Почти обойдя убежище по кругу, останавливаюсь, немного не дойдя до своей спальни. Здесь не от кого запираться, так что деревянная дверь с полукруглым верхом просто плотно прикрыта. Мгновение я колеблюсь, потом толкаю бесшумно подающуюся ручку и остаюсь на пороге, подняв выше светильник в свободной руке. Помнится, это было одним из первых правил, о которых я сказал Грелю. Его комната — его убежище, а я не пересеку порог без разрешения или особой необходимости. И даже когда на втором году обучения он ухитрился проткнуть себе горло осколком реторты, обойдя запрет ошейника якобы случайностью — отлично все рассчитал, умница! — не вошел. Заставил его выползти наружу и прямо здесь, в коридоре, останавливал кровь, сращивая рассеченные ткани жалкими остатками чистой силы сидхе. Да, вот силы мне всегда не хватало — полукровка же… А комната? Любому существу нужно безопасное место, где можно отлежаться, поплакать или подумать в одиночестве. Место, что будет принадлежать только ему. И то, что Грель ушел, совершенно не повод нарушать собственные правила.

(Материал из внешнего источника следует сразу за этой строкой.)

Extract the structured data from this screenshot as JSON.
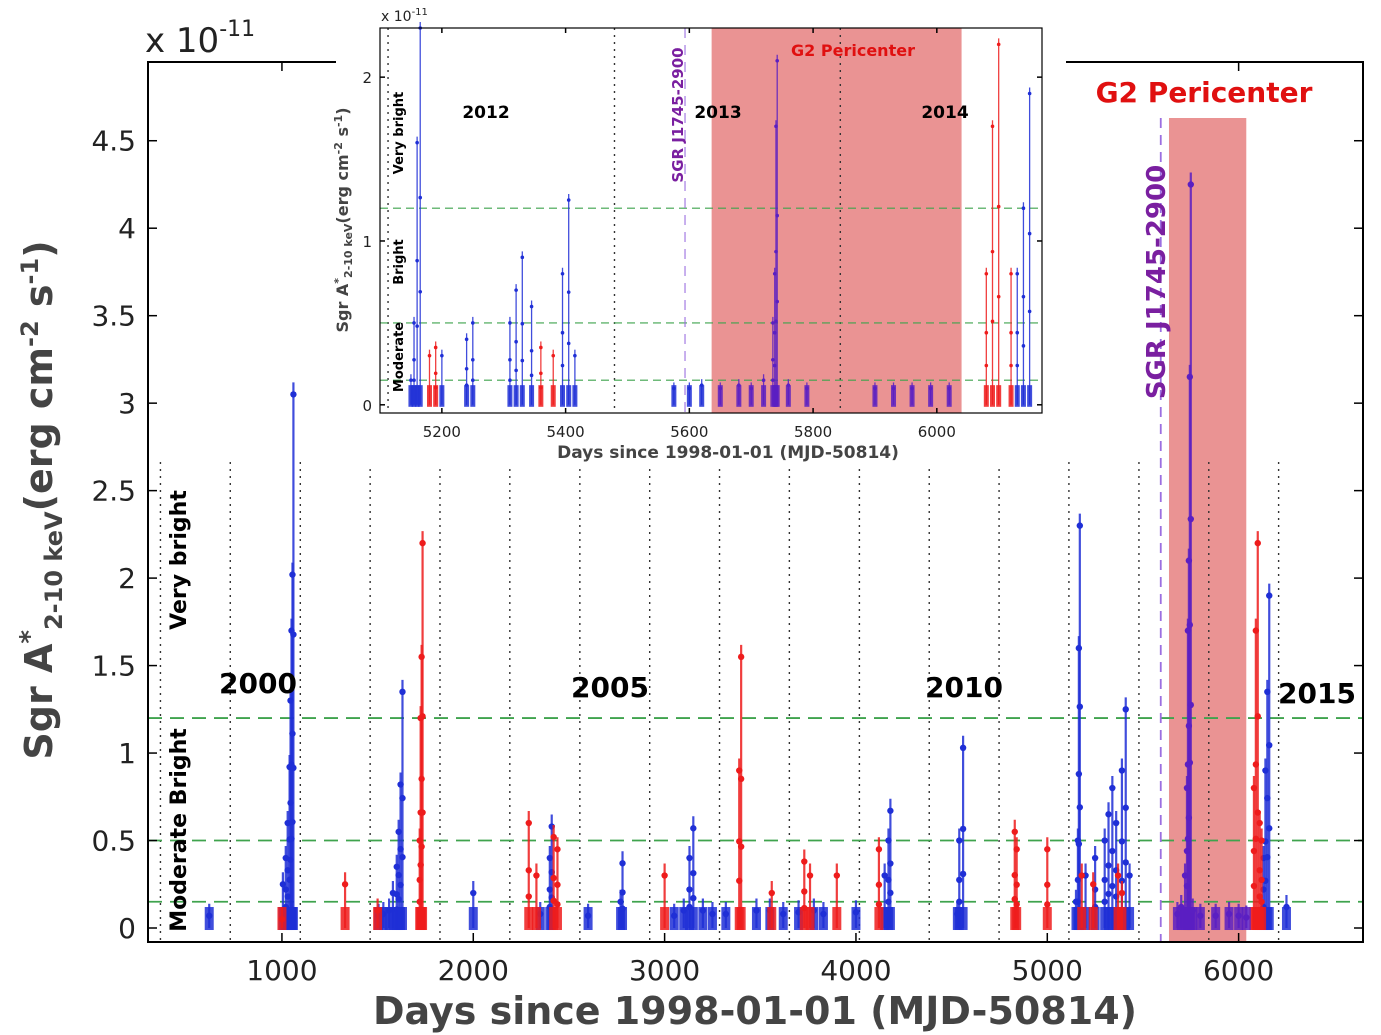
{
  "chart_data": [
    {
      "type": "scatter",
      "id": "main",
      "xlabel": "Days since 1998-01-01 (MJD-50814)",
      "ylabel_main": "Sgr A",
      "ylabel_sup": "*",
      "ylabel_sub": "2-10 keV",
      "ylabel_unit": "(erg cm",
      "ylabel_exp1": "-2",
      "ylabel_mid": " s",
      "ylabel_exp2": "-1",
      "ylabel_close": ")",
      "scale_label": "x 10",
      "scale_exp": "-11",
      "xlim": [
        300,
        6650
      ],
      "ylim": [
        -0.08,
        4.95
      ],
      "xticks": [
        1000,
        2000,
        3000,
        4000,
        5000,
        6000
      ],
      "xtick_labels": [
        "1000",
        "2000",
        "3000",
        "4000",
        "5000",
        "6000"
      ],
      "yticks": [
        0,
        0.5,
        1,
        1.5,
        2,
        2.5,
        3,
        3.5,
        4,
        4.5
      ],
      "ytick_labels": [
        "0",
        "0.5",
        "1",
        "1.5",
        "2",
        "2.5",
        "3",
        "3.5",
        "4",
        "4.5"
      ],
      "thresholds": [
        0.15,
        0.5,
        1.2
      ],
      "level_labels": [
        "Very bright",
        "Moderate Bright"
      ],
      "year_markers": [
        {
          "label": "2000",
          "x": 730
        },
        {
          "label": "2005",
          "x": 2557
        },
        {
          "label": "2010",
          "x": 4383
        },
        {
          "label": "2015",
          "x": 6209
        }
      ],
      "year_label_text": [
        "2000",
        "2005",
        "2010",
        "2015"
      ],
      "year_lines": [
        365,
        730,
        1096,
        1461,
        1826,
        2191,
        2557,
        2922,
        3287,
        3652,
        4018,
        4383,
        4748,
        5113,
        5479,
        5844,
        6209
      ],
      "sgr_label": "SGR J1745-2900",
      "sgr_day": 5593,
      "g2_label": "G2 Pericenter",
      "g2_range": [
        5636,
        6040
      ],
      "colors": {
        "blue": "#1f2fd6",
        "red": "#ee1c1c",
        "purple": "#5a1fc2",
        "g2": "#e88787",
        "threshold": "#3fa34d",
        "sgr": "#7a1fa0"
      },
      "series": [
        {
          "color": "blue",
          "clusters": [
            [
              620,
              0.07
            ],
            [
              1005,
              0.25
            ],
            [
              1020,
              0.4
            ],
            [
              1030,
              0.6
            ],
            [
              1040,
              0.92
            ],
            [
              1045,
              1.3
            ],
            [
              1050,
              1.7
            ],
            [
              1055,
              2.02
            ],
            [
              1060,
              3.05
            ],
            [
              1505,
              0.07
            ],
            [
              1530,
              0.08
            ],
            [
              1560,
              0.1
            ],
            [
              1580,
              0.2
            ],
            [
              1600,
              0.35
            ],
            [
              1610,
              0.55
            ],
            [
              1620,
              0.82
            ],
            [
              1630,
              1.35
            ],
            [
              2000,
              0.2
            ],
            [
              2350,
              0.08
            ],
            [
              2400,
              0.4
            ],
            [
              2410,
              0.58
            ],
            [
              2600,
              0.07
            ],
            [
              2770,
              0.15
            ],
            [
              2780,
              0.37
            ],
            [
              3050,
              0.07
            ],
            [
              3100,
              0.1
            ],
            [
              3130,
              0.4
            ],
            [
              3150,
              0.57
            ],
            [
              3200,
              0.1
            ],
            [
              3250,
              0.08
            ],
            [
              3320,
              0.08
            ],
            [
              3480,
              0.1
            ],
            [
              3550,
              0.1
            ],
            [
              3620,
              0.08
            ],
            [
              3700,
              0.09
            ],
            [
              3780,
              0.1
            ],
            [
              3830,
              0.08
            ],
            [
              4000,
              0.09
            ],
            [
              4150,
              0.3
            ],
            [
              4170,
              0.5
            ],
            [
              4180,
              0.67
            ],
            [
              4530,
              0.08
            ],
            [
              4540,
              0.5
            ],
            [
              4560,
              1.03
            ],
            [
              5150,
              0.15
            ],
            [
              5160,
              0.5
            ],
            [
              5165,
              1.6
            ],
            [
              5170,
              2.3
            ],
            [
              5200,
              0.3
            ],
            [
              5250,
              0.4
            ],
            [
              5300,
              0.5
            ],
            [
              5320,
              0.65
            ],
            [
              5340,
              0.8
            ],
            [
              5360,
              0.6
            ],
            [
              5390,
              0.9
            ],
            [
              5410,
              1.25
            ],
            [
              5430,
              0.3
            ],
            [
              6130,
              0.4
            ],
            [
              6140,
              0.9
            ],
            [
              6150,
              1.35
            ],
            [
              6160,
              1.9
            ],
            [
              6250,
              0.12
            ]
          ]
        },
        {
          "color": "red",
          "clusters": [
            [
              1000,
              0.05
            ],
            [
              1330,
              0.25
            ],
            [
              1500,
              0.1
            ],
            [
              1720,
              0.5
            ],
            [
              1725,
              1.2
            ],
            [
              1730,
              1.55
            ],
            [
              1735,
              2.2
            ],
            [
              2290,
              0.6
            ],
            [
              2330,
              0.3
            ],
            [
              2420,
              0.52
            ],
            [
              2440,
              0.45
            ],
            [
              3000,
              0.3
            ],
            [
              3390,
              0.9
            ],
            [
              3400,
              1.55
            ],
            [
              3560,
              0.2
            ],
            [
              3730,
              0.38
            ],
            [
              3760,
              0.3
            ],
            [
              3900,
              0.3
            ],
            [
              4120,
              0.45
            ],
            [
              4830,
              0.55
            ],
            [
              4840,
              0.45
            ],
            [
              5000,
              0.45
            ],
            [
              5180,
              0.3
            ],
            [
              5240,
              0.25
            ],
            [
              5370,
              0.3
            ],
            [
              5390,
              0.2
            ],
            [
              6080,
              0.8
            ],
            [
              6090,
              1.7
            ],
            [
              6100,
              2.2
            ],
            [
              6110,
              0.6
            ],
            [
              6120,
              0.5
            ]
          ]
        },
        {
          "color": "purple",
          "clusters": [
            [
              5680,
              0.08
            ],
            [
              5700,
              0.12
            ],
            [
              5720,
              0.3
            ],
            [
              5730,
              0.8
            ],
            [
              5735,
              1.7
            ],
            [
              5740,
              2.1
            ],
            [
              5745,
              3.15
            ],
            [
              5750,
              4.25
            ],
            [
              5760,
              0.1
            ],
            [
              5800,
              0.07
            ],
            [
              5880,
              0.07
            ],
            [
              5950,
              0.08
            ],
            [
              6000,
              0.07
            ],
            [
              6040,
              0.06
            ]
          ]
        }
      ]
    },
    {
      "type": "scatter",
      "id": "inset",
      "xlabel": "Days since 1998-01-01 (MJD-50814)",
      "ylabel_main": "Sgr A",
      "ylabel_sup": "*",
      "ylabel_sub": "2-10 keV",
      "ylabel_unit": "(erg cm",
      "ylabel_exp1": "-2",
      "ylabel_mid": " s",
      "ylabel_exp2": "-1",
      "ylabel_close": ")",
      "scale_label": "x 10",
      "scale_exp": "-11",
      "xlim": [
        5100,
        6170
      ],
      "ylim": [
        -0.05,
        2.3
      ],
      "xticks": [
        5200,
        5400,
        5600,
        5800,
        6000
      ],
      "xtick_labels": [
        "5200",
        "5400",
        "5600",
        "5800",
        "6000"
      ],
      "yticks": [
        0,
        1,
        2
      ],
      "ytick_labels": [
        "0",
        "1",
        "2"
      ],
      "thresholds": [
        0.15,
        0.5,
        1.2
      ],
      "level_labels": [
        "Very bright",
        "Bright",
        "Moderate"
      ],
      "year_markers": [
        {
          "label": "2012",
          "x": 5113
        },
        {
          "label": "2013",
          "x": 5479
        },
        {
          "label": "2014",
          "x": 5844
        }
      ],
      "year_label_text": [
        "2012",
        "2013",
        "2014"
      ],
      "year_label_pos": [
        5235,
        5695,
        5978
      ],
      "sgr_label": "SGR J1745-2900",
      "sgr_day": 5593,
      "g2_label": "G2 Pericenter",
      "g2_range": [
        5636,
        6040
      ],
      "series": [
        {
          "color": "blue",
          "clusters": [
            [
              5150,
              0.15
            ],
            [
              5155,
              0.5
            ],
            [
              5160,
              1.6
            ],
            [
              5165,
              2.3
            ],
            [
              5200,
              0.3
            ],
            [
              5240,
              0.4
            ],
            [
              5250,
              0.5
            ],
            [
              5310,
              0.5
            ],
            [
              5320,
              0.7
            ],
            [
              5330,
              0.9
            ],
            [
              5345,
              0.6
            ],
            [
              5395,
              0.8
            ],
            [
              5405,
              1.25
            ],
            [
              5415,
              0.3
            ],
            [
              5575,
              0.1
            ],
            [
              5600,
              0.1
            ],
            [
              5620,
              0.12
            ],
            [
              6130,
              0.8
            ],
            [
              6140,
              1.2
            ],
            [
              6150,
              1.9
            ]
          ]
        },
        {
          "color": "red",
          "clusters": [
            [
              5180,
              0.3
            ],
            [
              5190,
              0.35
            ],
            [
              5360,
              0.35
            ],
            [
              5380,
              0.3
            ],
            [
              6080,
              0.8
            ],
            [
              6090,
              1.7
            ],
            [
              6100,
              2.2
            ],
            [
              6120,
              0.8
            ]
          ]
        },
        {
          "color": "purple",
          "clusters": [
            [
              5650,
              0.1
            ],
            [
              5680,
              0.12
            ],
            [
              5700,
              0.1
            ],
            [
              5720,
              0.15
            ],
            [
              5735,
              0.5
            ],
            [
              5738,
              0.8
            ],
            [
              5740,
              1.7
            ],
            [
              5742,
              2.1
            ],
            [
              5760,
              0.12
            ],
            [
              5790,
              0.1
            ],
            [
              5900,
              0.1
            ],
            [
              5930,
              0.1
            ],
            [
              5960,
              0.1
            ],
            [
              5990,
              0.1
            ],
            [
              6020,
              0.1
            ]
          ]
        }
      ]
    }
  ]
}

Поэтому я стою на пороге, оглядывая небольшую келью, знакомую, как собственная ладонь. Низкая кровать, накрытая толстым меховым одеялом, полки с тетрадями, которые он исписал, из-под подушки торчит угол светлого кожаного переплета — личный гримуар, обтянутый, как и положено, человеческой кожей. На массивном столе, кое-где обгоревшем и изрезанном, письменный прибор из шлифованного змеевика — мой подарок, несколько выбеленных временем птичьих костей, исчерченный рунами кусок пергамента и чеканный бронзовый кубок. У стены высокий шандал на дюжину свечей и деревянная стойка с мечом, а ножны так и остались валяться на кровати. В воздухе то ли слышится, то ли помнится легкий запах полыни, дыма и опавших листьев — вечно от него пахло этой неистребимой тленной горечью. Я просто смотрю — с порога и совсем недолго.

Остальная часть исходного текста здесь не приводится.